Thirdly, most cheap digital cameras will only take single exposures for a maximum of 15 or 30 seconds. An SLR with bulb mode will happily leave the shutter open for as long as you want, but this demo that will work with any camera. Fortunately, stacking images can get rid of all of these problems and increase the amount of detail visible in return for a little effort.
How Does It Work?
This step is more about the theory of how stacking works- if you don't care about random distributions and would rather get going, feel free to skip it.
Roll a dice once and you might get any result from 1 to 6. Roll it a thousand times, and you can be pretty sure the results will average out to about 3.5. If the results average to a different value, you can be fairly sure your dice is loaded. There's no way you could know that from a single roll, but by taking the average of lots of rolls you can see the pattern of behaviour. The camera works the same way. If you take a single photo in the dark, it will look speckly. This is because of the random signals, or noise, the sensor picks up. This noise obscures the actual subject of your photo and means you can't tell what is a speckle and what is a dim star.

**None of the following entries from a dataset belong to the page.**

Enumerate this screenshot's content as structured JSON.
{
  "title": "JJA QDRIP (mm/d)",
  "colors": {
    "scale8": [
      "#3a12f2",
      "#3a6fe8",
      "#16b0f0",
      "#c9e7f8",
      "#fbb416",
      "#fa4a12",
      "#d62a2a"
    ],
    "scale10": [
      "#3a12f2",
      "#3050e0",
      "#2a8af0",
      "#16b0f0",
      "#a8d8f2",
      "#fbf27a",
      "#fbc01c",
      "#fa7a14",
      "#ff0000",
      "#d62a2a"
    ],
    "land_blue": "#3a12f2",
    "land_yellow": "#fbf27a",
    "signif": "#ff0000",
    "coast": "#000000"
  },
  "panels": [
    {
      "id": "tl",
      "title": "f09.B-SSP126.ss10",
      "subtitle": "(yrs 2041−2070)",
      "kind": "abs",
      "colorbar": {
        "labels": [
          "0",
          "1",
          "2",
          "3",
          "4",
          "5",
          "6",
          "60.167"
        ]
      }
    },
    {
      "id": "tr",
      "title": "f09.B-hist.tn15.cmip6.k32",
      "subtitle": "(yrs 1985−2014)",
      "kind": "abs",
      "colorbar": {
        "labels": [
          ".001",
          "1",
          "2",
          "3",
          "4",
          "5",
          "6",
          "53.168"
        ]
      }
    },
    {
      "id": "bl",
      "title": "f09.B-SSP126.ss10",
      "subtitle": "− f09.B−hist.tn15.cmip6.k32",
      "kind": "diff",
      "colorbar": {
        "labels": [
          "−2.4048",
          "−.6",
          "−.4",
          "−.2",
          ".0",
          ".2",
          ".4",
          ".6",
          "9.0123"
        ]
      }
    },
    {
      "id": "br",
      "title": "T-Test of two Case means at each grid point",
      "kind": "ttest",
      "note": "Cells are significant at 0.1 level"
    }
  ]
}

Taking lots of photos is the equivalent of rolling a dice a lot of times- you are taking a lot of samples of each individual piece of sky and taking the average brightness to eliminate random variations. The average value of a pixel that was pointing at a star will tend to be slightly brighter than a pixel that was pointing at dark sky, but this difference might be smaller than the random variations on any single photo.
In general, the more photos you take, the more uniform the background noise becomes after averaging and the more detail you can pick out. A statistician would say that the averaged photo contains more information than a single exposure- there's more meaningful detail.
Once you've got a composite made of the average of many photos, you can tweak the levels with image editing software so the background is the black you expect from the night sky and the stars stand out.
With ToupView, you do not need to snap the image one by one. You can use the Record function on the control panel to record a video run 1000 or more frames for stacking.
You can download the Video to test the algorithm effectiveness.
ToupView is doing a few tasks that you can do by hand, but it's incredibly tedious. Firstly it reads the 2 video frames and aligns the two frames so that the stars are in the same place, then stacking it. The two stacked frame as a new frame will be took as the first frame and ToupView will read the 3rd frames, then ToupView will continus do the same alignment operation with this two new frames untill the end Video frame.